Tutte le decisioni richiamate, come è evidente, si ispirano alla giurisprudenza della Corte EDU sul tema. In particolare, i giudici europei, hanno già più volte affermato che l'ordine di demolizione, che interferisce con il diritto al rispetto della casa familiare, è un atto "conforme alla legge" (si veda I. e C. c. Bulgaria, 21/4/2016, n. 46577/15, § 50). L'ordine può anche essere considerato come strumento per il perseguimento di uno scopo legittimo. Con i suoi termini, cerca di attuare il requisito normativo che nessun edificio può essere eretto senza i titoli abilitativi richiesti. Nel contesto in esame, ciò può essere visto come rientrante nella rubrica dell'art. 8 CEDU di "prevenzione del disordine" e come promozione del "benessere economico del paese" (si veda I. e C., sopra citata, § 51).
Peraltro, in casi come quello esaminato in cui era stato accertato l'immobile abusivo era stato edificato anche su terreno di proprietà di un terzo, l'ordine di demolizione può essere considerato anche come finalizzato a tutelare indirettamente "i diritti altrui " (si veda, mutatis mutandis, CEDU, Y. e altri c. Bulgaria, 24/4/2012, n. 25446/06, § 111; CEDU, B. e altri c. Russia, 11/10/2016, n. 19841/06, § 96).
La questione saliente per la Corte EDU è se l'ingerenza rappresentata dall'ordine di demolizione sia "necessaria in una società democratica". I principi generali che reggono su questo punto, in relazione agli ordini di demolizione di edifici abusivamente costruiti che costituiscono l'unica "abitazione", sono stati enunciati nella sentenza I. e C. (sopra citata, §§ 53-55).

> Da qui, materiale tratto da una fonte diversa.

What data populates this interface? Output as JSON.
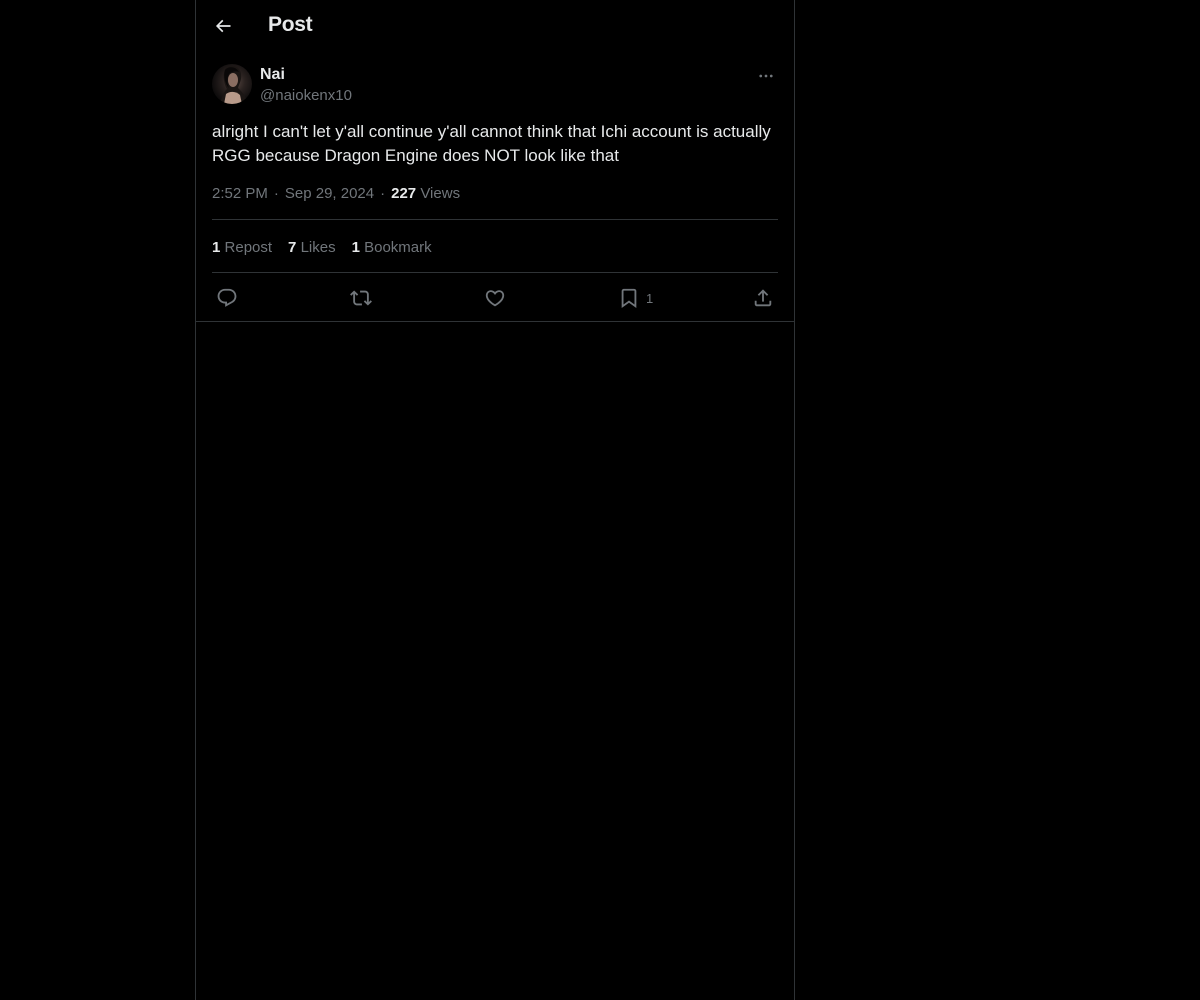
{
  "header": {
    "title": "Post",
    "back_icon": "arrow-left-icon"
  },
  "post": {
    "author": {
      "display_name": "Nai",
      "handle": "@naiokenx10"
    },
    "text": "alright I can't let y'all continue y'all cannot think that Ichi account is actually RGG because Dragon Engine does NOT look like that",
    "time": "2:52 PM",
    "date": "Sep 29, 2024",
    "separator": "·",
    "views_count": "227",
    "views_label": "Views"
  },
  "stats": {
    "reposts_count": "1",
    "reposts_label": "Repost",
    "likes_count": "7",
    "likes_label": "Likes",
    "bookmarks_count": "1",
    "bookmarks_label": "Bookmark"
  },
  "actions": {
    "reply_icon": "reply-icon",
    "repost_icon": "repost-icon",
    "like_icon": "heart-icon",
    "bookmark_icon": "bookmark-icon",
    "bookmark_count": "1",
    "share_icon": "share-icon"
  },
  "colors": {
    "background": "#000000",
    "text_primary": "#e7e9ea",
    "text_secondary": "#71767b",
    "border": "#2f3336"
  }
}
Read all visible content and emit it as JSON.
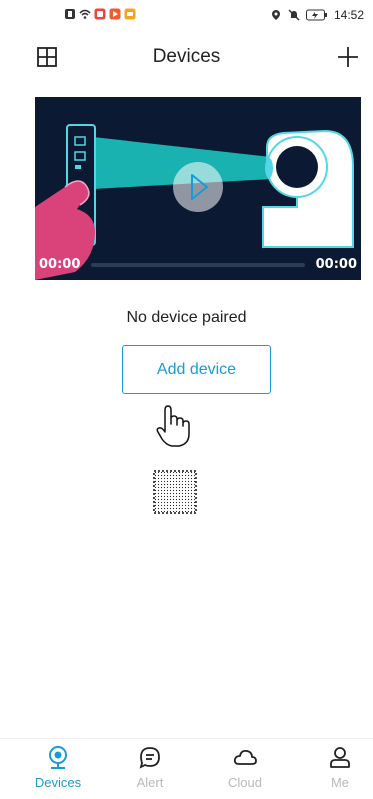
{
  "status_bar": {
    "time": "14:52"
  },
  "header": {
    "title": "Devices"
  },
  "video": {
    "start_time": "00:00",
    "end_time": "00:00"
  },
  "main": {
    "empty_message": "No device paired",
    "add_button": "Add device"
  },
  "nav": {
    "tabs": [
      {
        "label": "Devices",
        "icon": "camera-icon",
        "active": true
      },
      {
        "label": "Alert",
        "icon": "message-icon",
        "active": false
      },
      {
        "label": "Cloud",
        "icon": "cloud-icon",
        "active": false
      },
      {
        "label": "Me",
        "icon": "person-icon",
        "active": false
      }
    ]
  },
  "colors": {
    "accent": "#1a9bd6",
    "video_bg": "#0b1933",
    "beam": "#1ab2b0",
    "hand": "#d9437a"
  }
}
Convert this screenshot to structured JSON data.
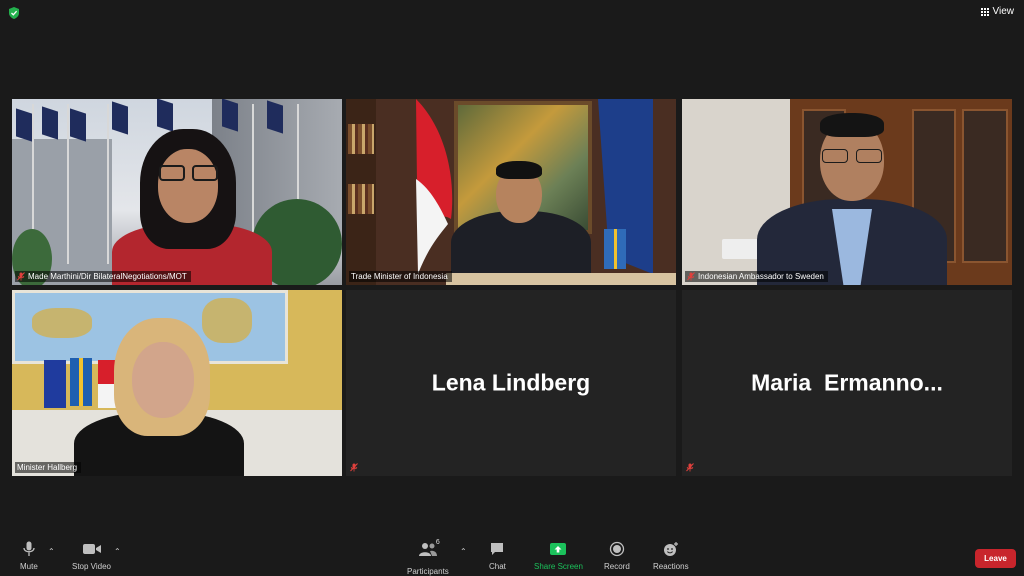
{
  "topbar": {
    "view_label": "View"
  },
  "tiles": [
    {
      "name": "Made Marthini/Dir BilateralNegotiations/MOT"
    },
    {
      "name": "Trade Minister of Indonesia"
    },
    {
      "name": "Indonesian Ambassador to Sweden"
    },
    {
      "name": "Minister Hallberg"
    },
    {
      "name": "Lena Lindberg"
    },
    {
      "name": "Maria  Ermanno..."
    }
  ],
  "toolbar": {
    "mute_label": "Mute",
    "stop_video_label": "Stop Video",
    "participants_label": "Participants",
    "participants_count": "6",
    "chat_label": "Chat",
    "share_screen_label": "Share Screen",
    "record_label": "Record",
    "reactions_label": "Reactions",
    "leave_label": "Leave"
  },
  "icons": [
    "shield-icon",
    "grid-icon",
    "mic-muted-icon",
    "mic-icon",
    "video-icon",
    "participants-icon",
    "chat-icon",
    "share-screen-icon",
    "record-icon",
    "reactions-icon",
    "caret-up-icon"
  ],
  "colors": {
    "background": "#1a1a1a",
    "active_speaker_border": "#c5e24b",
    "share_screen_green": "#1bc15b",
    "leave_red": "#c8252c",
    "muted_red": "#e0403c"
  }
}
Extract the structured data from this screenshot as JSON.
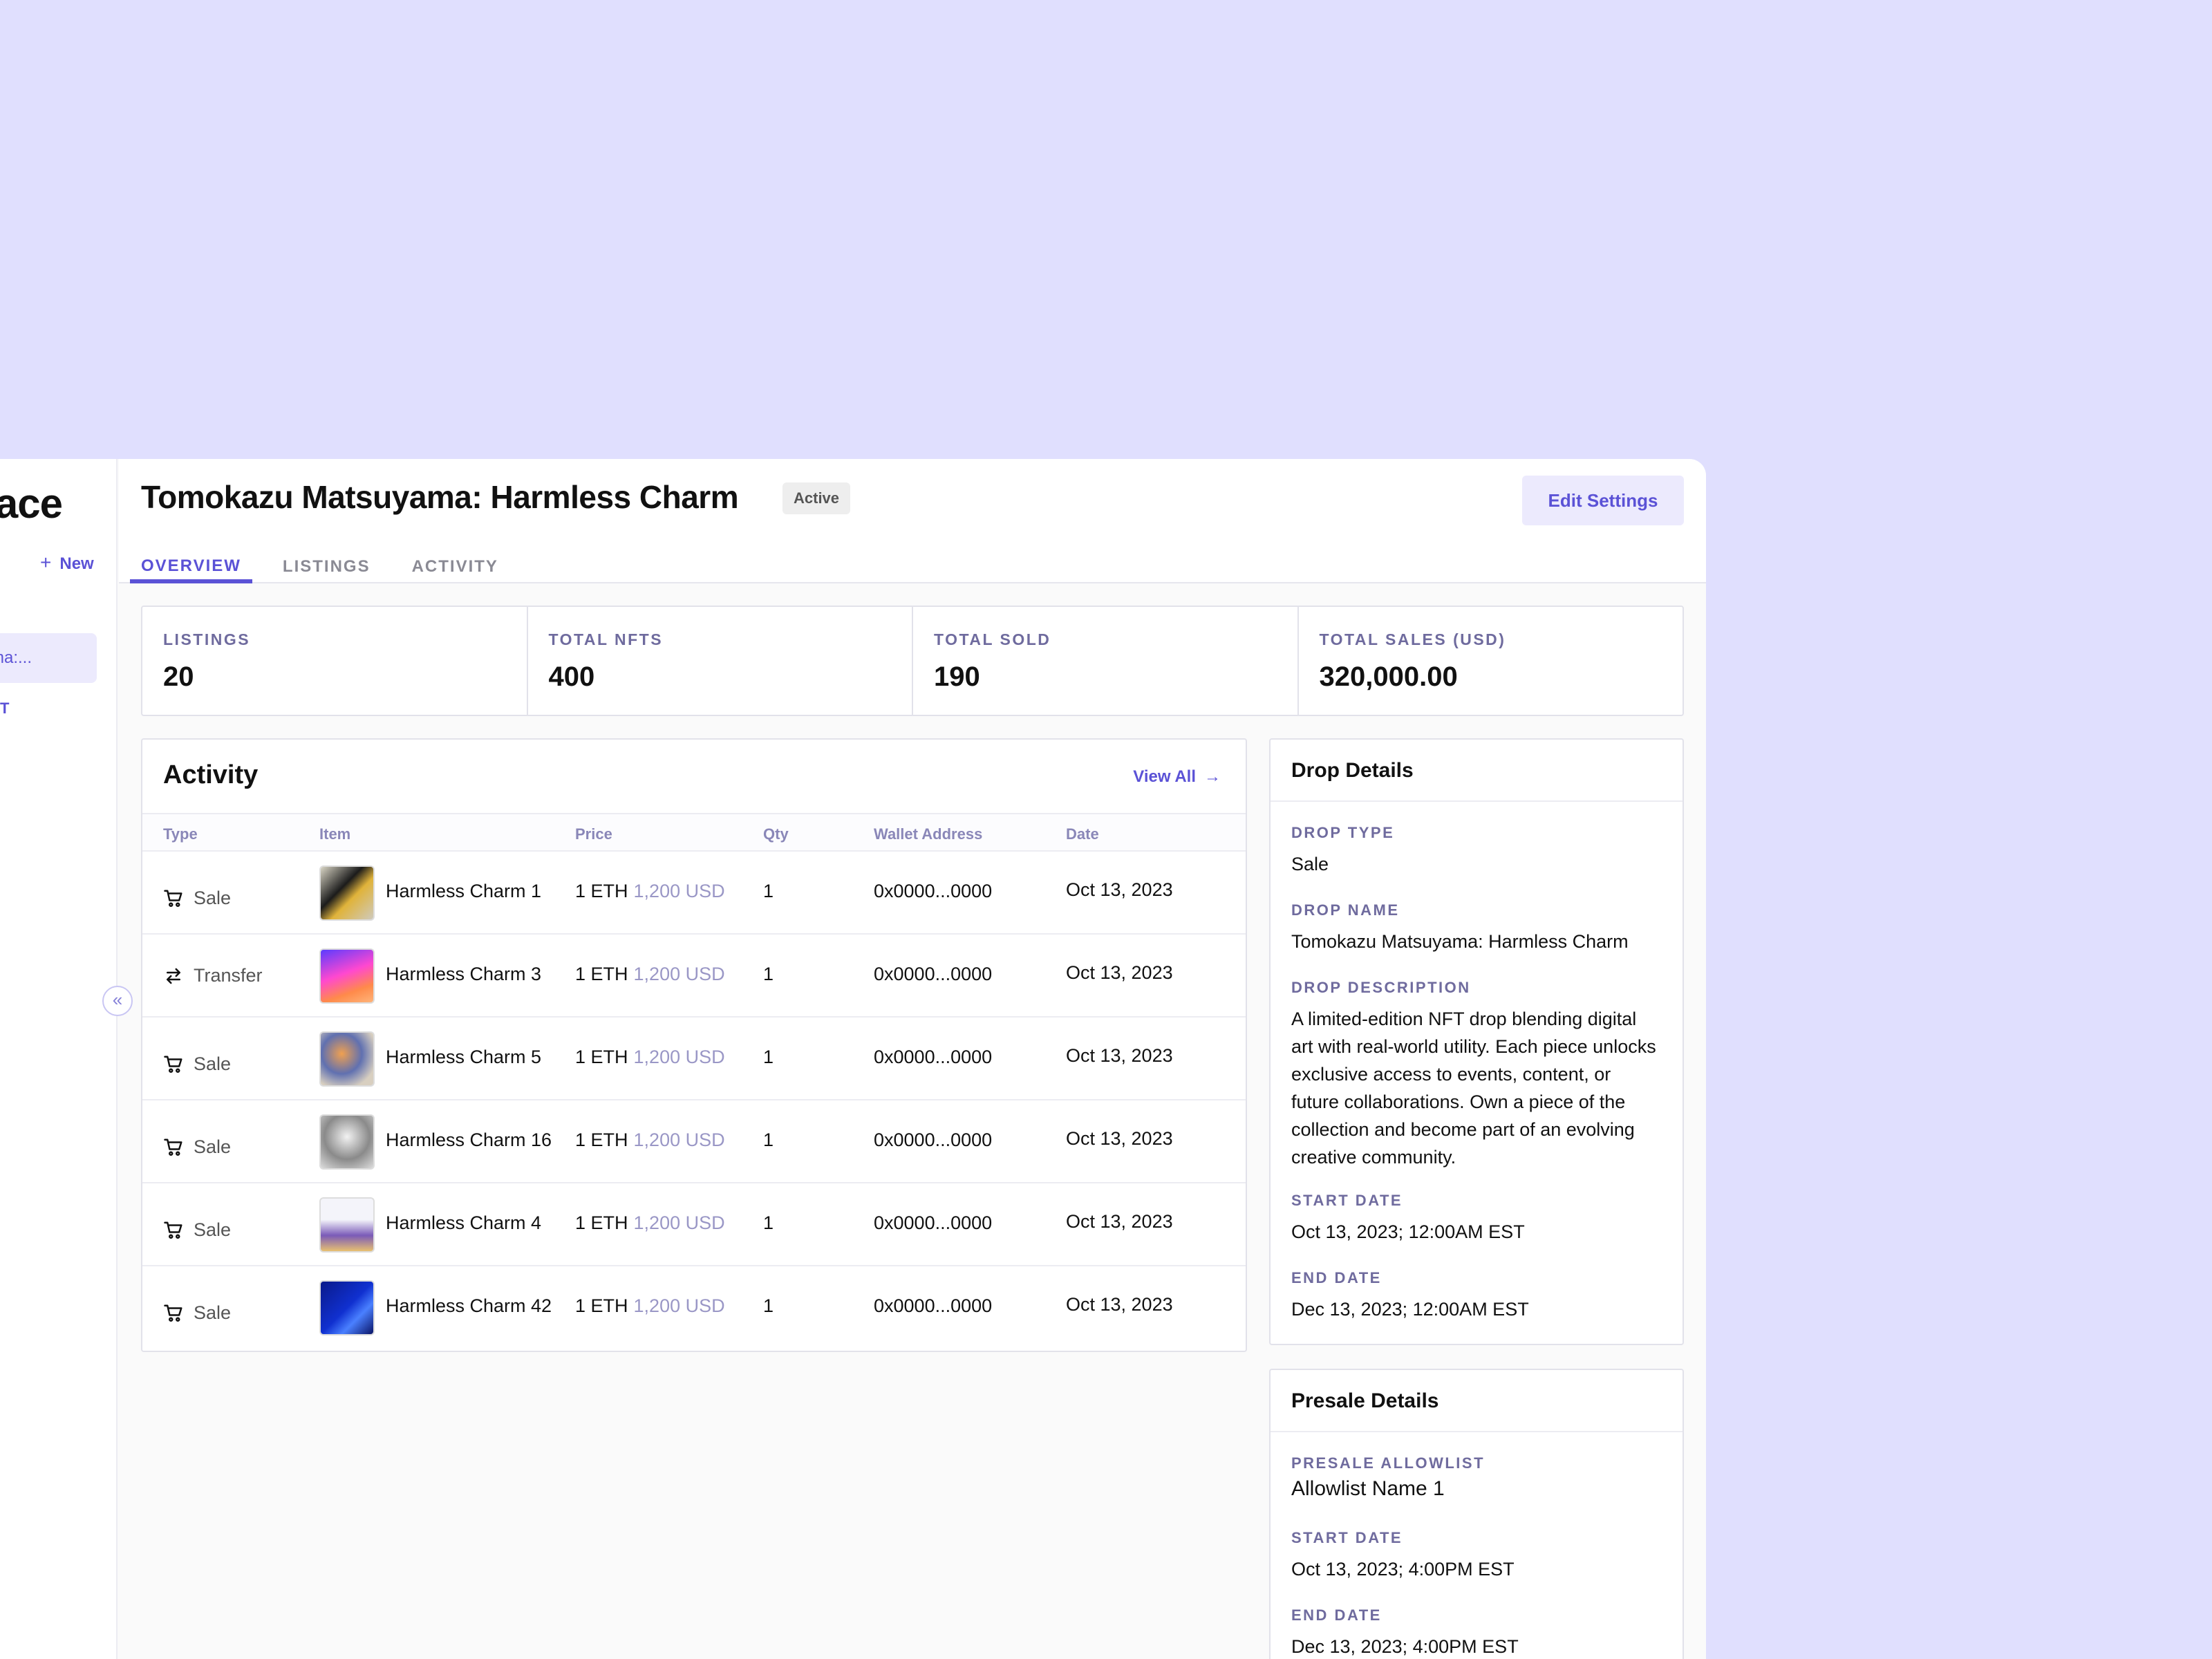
{
  "sidebar": {
    "title_fragment": "ace",
    "new_label": "New",
    "active_item": "ma:...",
    "section_fragment": "T"
  },
  "header": {
    "title": "Tomokazu Matsuyama: Harmless Charm",
    "status": "Active",
    "edit_button": "Edit Settings",
    "tabs": [
      "OVERVIEW",
      "LISTINGS",
      "ACTIVITY"
    ]
  },
  "stats": [
    {
      "label": "LISTINGS",
      "value": "20"
    },
    {
      "label": "TOTAL NFTS",
      "value": "400"
    },
    {
      "label": "TOTAL SOLD",
      "value": "190"
    },
    {
      "label": "TOTAL SALES (USD)",
      "value": "320,000.00"
    }
  ],
  "activity": {
    "title": "Activity",
    "view_all": "View All",
    "columns": [
      "Type",
      "Item",
      "Price",
      "Qty",
      "Wallet Address",
      "Date"
    ],
    "rows": [
      {
        "type": "Sale",
        "item": "Harmless Charm 1",
        "price_eth": "1 ETH",
        "price_usd": "1,200 USD",
        "qty": "1",
        "wallet": "0x0000...0000",
        "date": "Oct 13, 2023"
      },
      {
        "type": "Transfer",
        "item": "Harmless Charm 3",
        "price_eth": "1 ETH",
        "price_usd": "1,200 USD",
        "qty": "1",
        "wallet": "0x0000...0000",
        "date": "Oct 13, 2023"
      },
      {
        "type": "Sale",
        "item": "Harmless Charm 5",
        "price_eth": "1 ETH",
        "price_usd": "1,200 USD",
        "qty": "1",
        "wallet": "0x0000...0000",
        "date": "Oct 13, 2023"
      },
      {
        "type": "Sale",
        "item": "Harmless Charm 16",
        "price_eth": "1 ETH",
        "price_usd": "1,200 USD",
        "qty": "1",
        "wallet": "0x0000...0000",
        "date": "Oct 13, 2023"
      },
      {
        "type": "Sale",
        "item": "Harmless Charm 4",
        "price_eth": "1 ETH",
        "price_usd": "1,200 USD",
        "qty": "1",
        "wallet": "0x0000...0000",
        "date": "Oct 13, 2023"
      },
      {
        "type": "Sale",
        "item": "Harmless Charm 42",
        "price_eth": "1 ETH",
        "price_usd": "1,200 USD",
        "qty": "1",
        "wallet": "0x0000...0000",
        "date": "Oct 13, 2023"
      }
    ]
  },
  "drop_details": {
    "title": "Drop Details",
    "fields": [
      {
        "label": "DROP TYPE",
        "value": "Sale"
      },
      {
        "label": "DROP NAME",
        "value": "Tomokazu Matsuyama: Harmless Charm"
      },
      {
        "label": "DROP DESCRIPTION",
        "value": "A limited-edition NFT drop blending digital art with real-world utility. Each piece unlocks exclusive access to events, content, or future collaborations. Own a piece of the collection and become part of an evolving creative community."
      },
      {
        "label": "START DATE",
        "value": "Oct 13, 2023; 12:00AM EST"
      },
      {
        "label": "END DATE",
        "value": "Dec 13, 2023; 12:00AM EST"
      }
    ]
  },
  "presale_details": {
    "title": "Presale Details",
    "fields": [
      {
        "label": "PRESALE ALLOWLIST",
        "value": "Allowlist Name 1"
      },
      {
        "label": "START DATE",
        "value": "Oct 13, 2023; 4:00PM EST"
      },
      {
        "label": "END DATE",
        "value": "Dec 13, 2023; 4:00PM EST"
      }
    ]
  },
  "colors": {
    "background": "#e0dffe",
    "accent": "#5b52d6",
    "accent_light": "#eceafd",
    "muted_label": "#6f6b9e"
  },
  "icons": {
    "sale": "cart-icon",
    "transfer": "transfer-arrows-icon",
    "collapse": "double-chevron-left-icon",
    "view_all": "arrow-right-icon"
  }
}
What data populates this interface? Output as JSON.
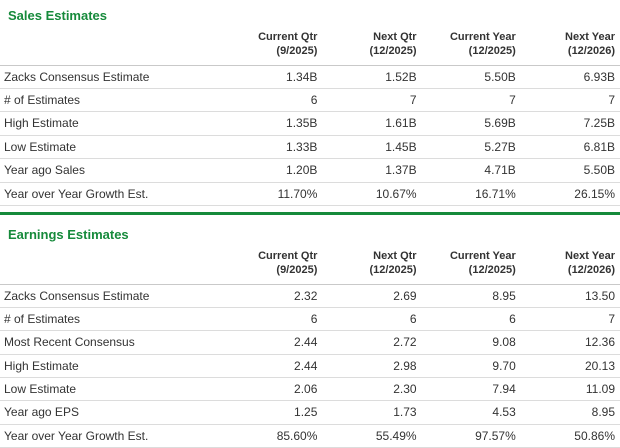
{
  "page": {
    "accent_color": "#168a3b",
    "text_color": "#333333"
  },
  "sales": {
    "title": "Sales Estimates",
    "columns": [
      {
        "line1": "Current Qtr",
        "line2": "(9/2025)"
      },
      {
        "line1": "Next Qtr",
        "line2": "(12/2025)"
      },
      {
        "line1": "Current Year",
        "line2": "(12/2025)"
      },
      {
        "line1": "Next Year",
        "line2": "(12/2026)"
      }
    ],
    "rows": [
      {
        "label": "Zacks Consensus Estimate",
        "values": [
          "1.34B",
          "1.52B",
          "5.50B",
          "6.93B"
        ]
      },
      {
        "label": "# of Estimates",
        "values": [
          "6",
          "7",
          "7",
          "7"
        ]
      },
      {
        "label": "High Estimate",
        "values": [
          "1.35B",
          "1.61B",
          "5.69B",
          "7.25B"
        ]
      },
      {
        "label": "Low Estimate",
        "values": [
          "1.33B",
          "1.45B",
          "5.27B",
          "6.81B"
        ]
      },
      {
        "label": "Year ago Sales",
        "values": [
          "1.20B",
          "1.37B",
          "4.71B",
          "5.50B"
        ]
      },
      {
        "label": "Year over Year Growth Est.",
        "values": [
          "11.70%",
          "10.67%",
          "16.71%",
          "26.15%"
        ]
      }
    ]
  },
  "earnings": {
    "title": "Earnings Estimates",
    "columns": [
      {
        "line1": "Current Qtr",
        "line2": "(9/2025)"
      },
      {
        "line1": "Next Qtr",
        "line2": "(12/2025)"
      },
      {
        "line1": "Current Year",
        "line2": "(12/2025)"
      },
      {
        "line1": "Next Year",
        "line2": "(12/2026)"
      }
    ],
    "rows": [
      {
        "label": "Zacks Consensus Estimate",
        "values": [
          "2.32",
          "2.69",
          "8.95",
          "13.50"
        ]
      },
      {
        "label": "# of Estimates",
        "values": [
          "6",
          "6",
          "6",
          "7"
        ]
      },
      {
        "label": "Most Recent Consensus",
        "values": [
          "2.44",
          "2.72",
          "9.08",
          "12.36"
        ]
      },
      {
        "label": "High Estimate",
        "values": [
          "2.44",
          "2.98",
          "9.70",
          "20.13"
        ]
      },
      {
        "label": "Low Estimate",
        "values": [
          "2.06",
          "2.30",
          "7.94",
          "11.09"
        ]
      },
      {
        "label": "Year ago EPS",
        "values": [
          "1.25",
          "1.73",
          "4.53",
          "8.95"
        ]
      },
      {
        "label": "Year over Year Growth Est.",
        "values": [
          "85.60%",
          "55.49%",
          "97.57%",
          "50.86%"
        ]
      }
    ]
  }
}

Non è necessario ripeterli tutti qui, salvo sottolineare che:
a) richiedono che le persone che rischiano di perdere la loro unica abitazione a causa della prevista demolizione debbano poter chiedere e ottenere – a un certo punto del procedimento che porta alla demolizione – un adeguato esame della sua proporzionalità alla luce delle loro circostanze individuali;
b) è solo in casi eccezionali che tali persone riuscirebbero a sollevare un'eccezione secondo cui la demolizione sarebbe sproporzionata nelle loro circostanze specifiche.
Deve tuttavia escludersi la violazione del diritto all'abitazione tutelato dall'art. 8 CEDU nell'ipotesi in cui l'ordine di demolizione dell'abuso edilizio riguardi un immobile costituente l'unica abitazione del contravventore e quest'ultimo sia un soggetto in età avanzata e si trovi in precarie condizioni reddituali, qualora la situazione personale del destinatario dell'ordine demolitorio non assuma un peso determinante a fronte della consapevole realizzazione della costruzione edilizia in un'area vincolata paesaggisticamente, in assenza di qualsivoglia autorizzazione (CEDU, K. c. Lituania, 4/8/2020, n. 44817/18). Situazione, quest'ultima, in cui si è ritenuto non rientrasse il caso esaminato, con conseguente illegittimità dell'ordine demolitorio.